Ja, das ist sie wohl – sie selbst, wer auch immer das nach all den Jahren sein mag. Zumindest ist sie nicht mehr die Schwester, die ich einst kannte. Eine Schwester, die nach Höherem gestrebt hat auf eine ambitionierte, nach Glück strebende Weise, die an ihren eigenen Wert geglaubt hat. Jetzt hat sie sich selber verraten, sich den Launen und Intrigen eines anderen unterworfen und nach seinem Willen selbst erniedrigt.

Henna weiß nicht, wohin mit ihrer ganzen Fürsorge, während ich fast vor Zorn platze. Aber was immer ich auch gerne tun und sagen würde, ich kann es nicht vor Henna tun. Meine jüngere Schwester wüsste nichts anzufangen mit all den Informationen, Beschuldigungen und schlechten Gefühlen. Sie könnte nicht so schlecht von Esther denken, wie ich es inzwischen tue und fände sich in einem Konflikt wieder, für den sie keine Lösung kennt. Henna würde daran zerbrechen.

„Henrietta", spreche ich sie also an, so beherrscht, wie es mir momentan möglich ist. „Möchtest du Ernestine vielleicht einen Tee besorgen?" Froh über diesen Vorschlag und die Aussicht, etwas Nützliches zu tun zu haben, springt Henna auf. „Natürlich, ich werde gleich nach meiner Zofe klingeln." Ich schüttele den Kopf und gebe mich besorgt. „Nein, es ist besser, wenn du ihn selbst holst.
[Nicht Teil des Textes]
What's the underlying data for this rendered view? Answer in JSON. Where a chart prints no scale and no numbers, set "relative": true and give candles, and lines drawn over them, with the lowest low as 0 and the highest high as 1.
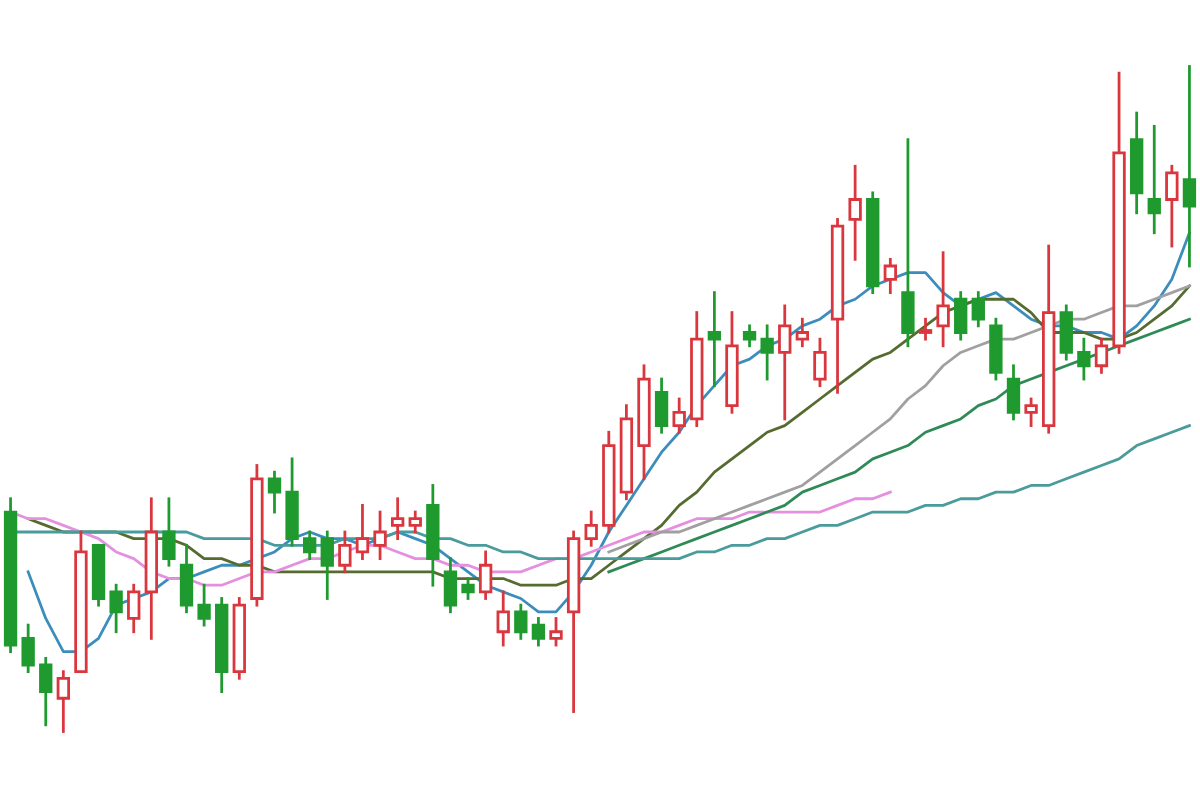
{
  "chart_data": {
    "type": "candlestick",
    "relative": true,
    "categories": [
      null,
      null,
      null,
      null,
      null,
      null,
      null,
      null,
      null,
      null,
      null,
      null,
      null,
      null,
      null,
      null,
      null,
      null,
      null,
      null,
      null,
      null,
      null,
      null,
      null,
      null,
      null,
      null,
      null,
      null,
      null,
      null,
      null,
      null,
      null,
      null,
      null,
      null,
      null,
      null,
      null,
      null,
      null,
      null,
      null,
      null,
      null,
      null,
      null,
      null,
      null,
      null,
      null,
      null,
      null,
      null,
      null,
      null,
      null,
      null,
      null,
      null,
      null,
      null,
      null,
      null,
      null,
      null
    ],
    "ohlc": [
      [
        0.33,
        0.35,
        0.12,
        0.13
      ],
      [
        0.14,
        0.16,
        0.09,
        0.1
      ],
      [
        0.1,
        0.11,
        0.01,
        0.06
      ],
      [
        0.05,
        0.09,
        0.0,
        0.08
      ],
      [
        0.09,
        0.3,
        0.09,
        0.27
      ],
      [
        0.28,
        0.28,
        0.19,
        0.2
      ],
      [
        0.21,
        0.22,
        0.15,
        0.18
      ],
      [
        0.17,
        0.22,
        0.15,
        0.21
      ],
      [
        0.21,
        0.35,
        0.14,
        0.3
      ],
      [
        0.3,
        0.35,
        0.25,
        0.26
      ],
      [
        0.25,
        0.28,
        0.18,
        0.19
      ],
      [
        0.19,
        0.22,
        0.16,
        0.17
      ],
      [
        0.19,
        0.2,
        0.06,
        0.09
      ],
      [
        0.09,
        0.2,
        0.08,
        0.19
      ],
      [
        0.2,
        0.4,
        0.19,
        0.38
      ],
      [
        0.38,
        0.39,
        0.33,
        0.36
      ],
      [
        0.36,
        0.41,
        0.28,
        0.29
      ],
      [
        0.29,
        0.3,
        0.26,
        0.27
      ],
      [
        0.29,
        0.3,
        0.2,
        0.25
      ],
      [
        0.25,
        0.3,
        0.24,
        0.28
      ],
      [
        0.27,
        0.34,
        0.26,
        0.29
      ],
      [
        0.28,
        0.33,
        0.26,
        0.3
      ],
      [
        0.31,
        0.35,
        0.29,
        0.32
      ],
      [
        0.31,
        0.33,
        0.3,
        0.32
      ],
      [
        0.34,
        0.37,
        0.22,
        0.26
      ],
      [
        0.24,
        0.26,
        0.18,
        0.19
      ],
      [
        0.22,
        0.23,
        0.2,
        0.21
      ],
      [
        0.21,
        0.27,
        0.2,
        0.25
      ],
      [
        0.15,
        0.21,
        0.13,
        0.18
      ],
      [
        0.18,
        0.19,
        0.14,
        0.15
      ],
      [
        0.16,
        0.17,
        0.13,
        0.14
      ],
      [
        0.14,
        0.17,
        0.13,
        0.15
      ],
      [
        0.18,
        0.3,
        0.03,
        0.29
      ],
      [
        0.29,
        0.33,
        0.28,
        0.31
      ],
      [
        0.31,
        0.45,
        0.3,
        0.43
      ],
      [
        0.36,
        0.49,
        0.35,
        0.47
      ],
      [
        0.43,
        0.55,
        0.38,
        0.53
      ],
      [
        0.51,
        0.53,
        0.45,
        0.46
      ],
      [
        0.46,
        0.5,
        0.45,
        0.48
      ],
      [
        0.47,
        0.63,
        0.46,
        0.59
      ],
      [
        0.6,
        0.66,
        0.52,
        0.59
      ],
      [
        0.49,
        0.63,
        0.48,
        0.58
      ],
      [
        0.6,
        0.61,
        0.58,
        0.59
      ],
      [
        0.59,
        0.61,
        0.53,
        0.57
      ],
      [
        0.57,
        0.64,
        0.47,
        0.61
      ],
      [
        0.59,
        0.62,
        0.58,
        0.6
      ],
      [
        0.53,
        0.59,
        0.52,
        0.57
      ],
      [
        0.62,
        0.77,
        0.51,
        0.76
      ],
      [
        0.77,
        0.85,
        0.71,
        0.8
      ],
      [
        0.8,
        0.81,
        0.66,
        0.67
      ],
      [
        0.68,
        0.71,
        0.66,
        0.7
      ],
      [
        0.66,
        0.89,
        0.58,
        0.6
      ],
      [
        0.6,
        0.62,
        0.59,
        0.6
      ],
      [
        0.61,
        0.72,
        0.58,
        0.64
      ],
      [
        0.65,
        0.66,
        0.59,
        0.6
      ],
      [
        0.65,
        0.66,
        0.61,
        0.62
      ],
      [
        0.61,
        0.62,
        0.53,
        0.54
      ],
      [
        0.53,
        0.55,
        0.47,
        0.48
      ],
      [
        0.48,
        0.5,
        0.46,
        0.49
      ],
      [
        0.46,
        0.73,
        0.45,
        0.63
      ],
      [
        0.63,
        0.64,
        0.56,
        0.57
      ],
      [
        0.57,
        0.59,
        0.53,
        0.55
      ],
      [
        0.55,
        0.59,
        0.54,
        0.58
      ],
      [
        0.58,
        0.99,
        0.57,
        0.87
      ],
      [
        0.89,
        0.93,
        0.78,
        0.81
      ],
      [
        0.8,
        0.91,
        0.75,
        0.78
      ],
      [
        0.8,
        0.85,
        0.73,
        0.84
      ],
      [
        0.83,
        1.0,
        0.7,
        0.79
      ]
    ],
    "colors": [
      "#1f9a2e",
      "#1f9a2e",
      "#1f9a2e",
      "#d9363e",
      "#d9363e",
      "#1f9a2e",
      "#1f9a2e",
      "#d9363e",
      "#d9363e",
      "#1f9a2e",
      "#1f9a2e",
      "#1f9a2e",
      "#1f9a2e",
      "#d9363e",
      "#d9363e",
      "#1f9a2e",
      "#1f9a2e",
      "#1f9a2e",
      "#1f9a2e",
      "#d9363e",
      "#d9363e",
      "#d9363e",
      "#d9363e",
      "#d9363e",
      "#1f9a2e",
      "#1f9a2e",
      "#1f9a2e",
      "#d9363e",
      "#d9363e",
      "#1f9a2e",
      "#1f9a2e",
      "#d9363e",
      "#d9363e",
      "#d9363e",
      "#d9363e",
      "#d9363e",
      "#d9363e",
      "#1f9a2e",
      "#d9363e",
      "#d9363e",
      "#1f9a2e",
      "#d9363e",
      "#1f9a2e",
      "#1f9a2e",
      "#d9363e",
      "#d9363e",
      "#d9363e",
      "#d9363e",
      "#d9363e",
      "#1f9a2e",
      "#d9363e",
      "#1f9a2e",
      "#d9363e",
      "#d9363e",
      "#1f9a2e",
      "#1f9a2e",
      "#1f9a2e",
      "#1f9a2e",
      "#d9363e",
      "#d9363e",
      "#1f9a2e",
      "#1f9a2e",
      "#d9363e",
      "#d9363e",
      "#1f9a2e",
      "#1f9a2e",
      "#d9363e",
      "#1f9a2e"
    ],
    "series": [
      {
        "type": "line",
        "color": "#3c8dbc",
        "values": [
          null,
          0.24,
          0.17,
          0.12,
          0.12,
          0.14,
          0.19,
          0.2,
          0.21,
          0.23,
          0.23,
          0.24,
          0.25,
          0.25,
          0.26,
          0.27,
          0.29,
          0.3,
          0.29,
          0.29,
          0.28,
          0.29,
          0.3,
          0.29,
          0.28,
          0.26,
          0.24,
          0.22,
          0.21,
          0.2,
          0.18,
          0.18,
          0.21,
          0.25,
          0.3,
          0.34,
          0.38,
          0.42,
          0.45,
          0.49,
          0.52,
          0.55,
          0.56,
          0.58,
          0.59,
          0.61,
          0.62,
          0.64,
          0.65,
          0.67,
          0.68,
          0.69,
          0.69,
          0.66,
          0.64,
          0.65,
          0.66,
          0.64,
          0.62,
          0.61,
          0.61,
          0.6,
          0.6,
          0.59,
          0.61,
          0.64,
          0.68,
          0.75
        ]
      },
      {
        "type": "line",
        "color": "#556b2f",
        "values": [
          null,
          0.32,
          0.31,
          0.3,
          0.3,
          0.3,
          0.3,
          0.29,
          0.29,
          0.29,
          0.28,
          0.26,
          0.26,
          0.25,
          0.25,
          0.24,
          0.24,
          0.24,
          0.24,
          0.24,
          0.24,
          0.24,
          0.24,
          0.24,
          0.24,
          0.23,
          0.23,
          0.23,
          0.23,
          0.22,
          0.22,
          0.22,
          0.23,
          0.23,
          0.25,
          0.27,
          0.29,
          0.31,
          0.34,
          0.36,
          0.39,
          0.41,
          0.43,
          0.45,
          0.46,
          0.48,
          0.5,
          0.52,
          0.54,
          0.56,
          0.57,
          0.59,
          0.61,
          0.63,
          0.64,
          0.65,
          0.65,
          0.65,
          0.63,
          0.6,
          0.6,
          0.6,
          0.59,
          0.59,
          0.6,
          0.62,
          0.64,
          0.67
        ]
      },
      {
        "type": "line",
        "color": "#e58fe0",
        "values": [
          0.33,
          0.32,
          0.32,
          0.31,
          0.3,
          0.29,
          0.27,
          0.26,
          0.24,
          0.23,
          0.23,
          0.22,
          0.22,
          0.23,
          0.24,
          0.24,
          0.25,
          0.26,
          0.26,
          0.27,
          0.28,
          0.28,
          0.27,
          0.26,
          0.26,
          0.25,
          0.25,
          0.24,
          0.24,
          0.24,
          0.25,
          0.26,
          0.26,
          0.27,
          0.28,
          0.29,
          0.3,
          0.3,
          0.31,
          0.32,
          0.32,
          0.32,
          0.33,
          0.33,
          0.33,
          0.33,
          0.33,
          0.34,
          0.35,
          0.35,
          0.36,
          null,
          null,
          null,
          null,
          null,
          null,
          null,
          null,
          null,
          null,
          null,
          null,
          null,
          null,
          null,
          null,
          null
        ]
      },
      {
        "type": "line",
        "color": "#a0a0a0",
        "values": [
          null,
          null,
          null,
          null,
          null,
          null,
          null,
          null,
          null,
          null,
          null,
          null,
          null,
          null,
          null,
          null,
          null,
          null,
          null,
          null,
          null,
          null,
          null,
          null,
          null,
          null,
          null,
          null,
          null,
          null,
          null,
          null,
          null,
          null,
          0.27,
          0.28,
          0.29,
          0.3,
          0.3,
          0.31,
          0.32,
          0.33,
          0.34,
          0.35,
          0.36,
          0.37,
          0.39,
          0.41,
          0.43,
          0.45,
          0.47,
          0.5,
          0.52,
          0.55,
          0.57,
          0.58,
          0.59,
          0.59,
          0.6,
          0.61,
          0.62,
          0.62,
          0.63,
          0.64,
          0.64,
          0.65,
          0.66,
          0.67
        ]
      },
      {
        "type": "line",
        "color": "#2e8b57",
        "values": [
          null,
          null,
          null,
          null,
          null,
          null,
          null,
          null,
          null,
          null,
          null,
          null,
          null,
          null,
          null,
          null,
          null,
          null,
          null,
          null,
          null,
          null,
          null,
          null,
          null,
          null,
          null,
          null,
          null,
          null,
          null,
          null,
          null,
          null,
          0.24,
          0.25,
          0.26,
          0.27,
          0.28,
          0.29,
          0.3,
          0.31,
          0.32,
          0.33,
          0.34,
          0.36,
          0.37,
          0.38,
          0.39,
          0.41,
          0.42,
          0.43,
          0.45,
          0.46,
          0.47,
          0.49,
          0.5,
          0.52,
          0.53,
          0.54,
          0.55,
          0.56,
          0.57,
          0.58,
          0.59,
          0.6,
          0.61,
          0.62
        ]
      },
      {
        "type": "line",
        "color": "#4a9b9b",
        "values": [
          0.3,
          0.3,
          0.3,
          0.3,
          0.3,
          0.3,
          0.3,
          0.3,
          0.3,
          0.3,
          0.3,
          0.29,
          0.29,
          0.29,
          0.29,
          0.28,
          0.28,
          0.28,
          0.28,
          0.29,
          0.29,
          0.29,
          0.3,
          0.3,
          0.29,
          0.29,
          0.28,
          0.28,
          0.27,
          0.27,
          0.26,
          0.26,
          0.26,
          0.26,
          0.26,
          0.26,
          0.26,
          0.26,
          0.26,
          0.27,
          0.27,
          0.28,
          0.28,
          0.29,
          0.29,
          0.3,
          0.31,
          0.31,
          0.32,
          0.33,
          0.33,
          0.33,
          0.34,
          0.34,
          0.35,
          0.35,
          0.36,
          0.36,
          0.37,
          0.37,
          0.38,
          0.39,
          0.4,
          0.41,
          0.43,
          0.44,
          0.45,
          0.46
        ]
      }
    ]
  }
}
Stell dir nur vor, dass das Personal auch gerade erfahren hat, was Ernestine widerfahren ist. Es ist sicherlich nicht hilfreich, wenn sie in ihrer ersten Verwirrung uns gegenübertreten müssen. Sie sollten die Zeit haben, ihre Gedanken zu sortieren und ihre Beherrschung wiederzuerlangen, bevor sie sich bei uns blicken lassen."
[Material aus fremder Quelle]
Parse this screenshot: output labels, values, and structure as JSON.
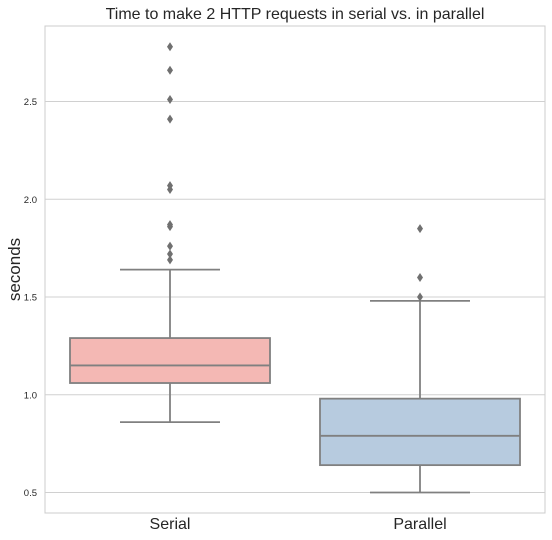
{
  "chart_data": {
    "type": "box",
    "title": "Time to make 2 HTTP requests in serial vs. in parallel",
    "xlabel": "",
    "ylabel": "seconds",
    "ylim": [
      0.4,
      2.9
    ],
    "yticks": [
      "0.5",
      "1.0",
      "1.5",
      "2.0",
      "2.5"
    ],
    "grid": true,
    "categories": [
      "Serial",
      "Parallel"
    ],
    "boxes": [
      {
        "category": "Serial",
        "color": "#f4b8b4",
        "whisker_low": 0.86,
        "q1": 1.06,
        "median": 1.15,
        "q3": 1.29,
        "whisker_high": 1.64,
        "outliers": [
          1.69,
          1.72,
          1.76,
          1.86,
          1.87,
          2.05,
          2.07,
          2.41,
          2.51,
          2.66,
          2.78
        ]
      },
      {
        "category": "Parallel",
        "color": "#b7cbdf",
        "whisker_low": 0.5,
        "q1": 0.64,
        "median": 0.79,
        "q3": 0.98,
        "whisker_high": 1.48,
        "outliers": [
          1.5,
          1.6,
          1.85
        ]
      }
    ]
  }
}
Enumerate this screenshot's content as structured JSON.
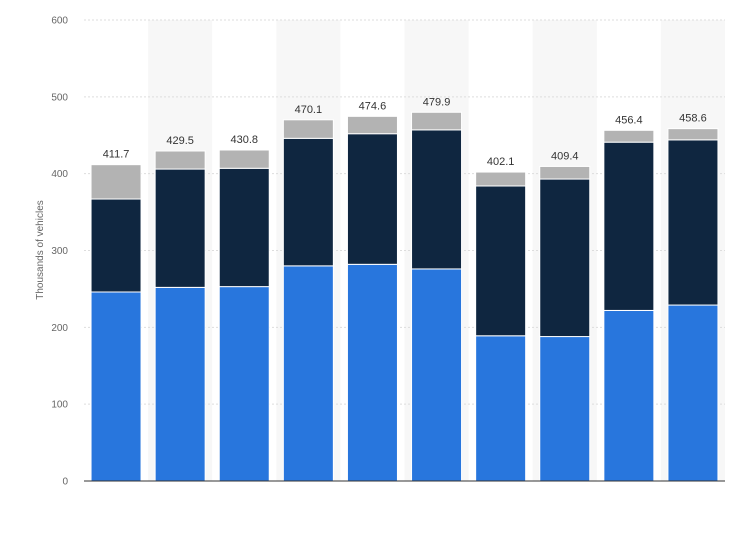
{
  "chart_data": {
    "type": "bar",
    "stacked": true,
    "title": "",
    "xlabel": "",
    "ylabel": "Thousands of vehicles",
    "ylim": [
      0,
      600
    ],
    "yticks": [
      "0",
      "100",
      "200",
      "300",
      "400",
      "500",
      "600"
    ],
    "grid": true,
    "categories": [
      "",
      "",
      "",
      "",
      "",
      "",
      "",
      "",
      "",
      ""
    ],
    "series": [
      {
        "name": "",
        "color": "#2876dd",
        "values": [
          246,
          252,
          253,
          280,
          282,
          276,
          189,
          188,
          222,
          229
        ]
      },
      {
        "name": "",
        "color": "#0f2640",
        "values": [
          121,
          154,
          154,
          166,
          170,
          181,
          195,
          205,
          219,
          215
        ]
      },
      {
        "name": "",
        "color": "#b3b3b3",
        "values": [
          44.7,
          23.5,
          23.8,
          24.1,
          22.6,
          22.9,
          18.1,
          16.4,
          15.4,
          14.6
        ]
      }
    ],
    "totals": [
      "411.7",
      "429.5",
      "430.8",
      "470.1",
      "474.6",
      "479.9",
      "402.1",
      "409.4",
      "456.4",
      "458.6"
    ]
  }
}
Meiner gutmütigen Schwester leuchtet diese Begründung natürlich ein und sie beeilt sich, höchst persönlich einen Tee zu besorgen. Kaum ist die Tür hinter ihr ins Schloss gefallen, atmet Esther auf. „Danke, Marlene. Es klingt vielleicht herzlos, aber ich kann ihre Güte jetzt einfach nicht ertragen. Es gibt Momente, da wäre man lieber für sich allein." Obwohl sie mir dankt und sich mal nicht herablassend zeigt, wird meine Wut nur noch mehr angestachelt. Sie hat nicht verdient, dass Henna sich um sie sorgt, hat nicht verdient, dass ihre jüngere Schwester immer noch gut von ihr denkt! Mein Zorn nimmt mir fast den Atem und obwohl ich es wohl besser sein lassen sollte, wächst in mir die Gewissheit, dass ich diesen Streit austragen muss. Ich weiß, dass ich Dinge offenbaren werde, die besser ungesagt bleiben sollten und ich weiß, dass nach dieser Konfrontation ein tiefer Keil zwischen uns stecken wird, der für Tage, Wochen, vermutlich sogar Monate dort verbleibt. Aber ich kann nicht so tun, als würde ich sie bemitleiden. Ich kann Dummheit heucheln, Naivität und weibliche Sprunghaftigkeit. Doch ich kann nicht so tun, als wüsste ich von nichts, wenn ich andauernd mit ihr in Kontakt stehe. Ich kann ihr Verbrechen nicht ignorieren.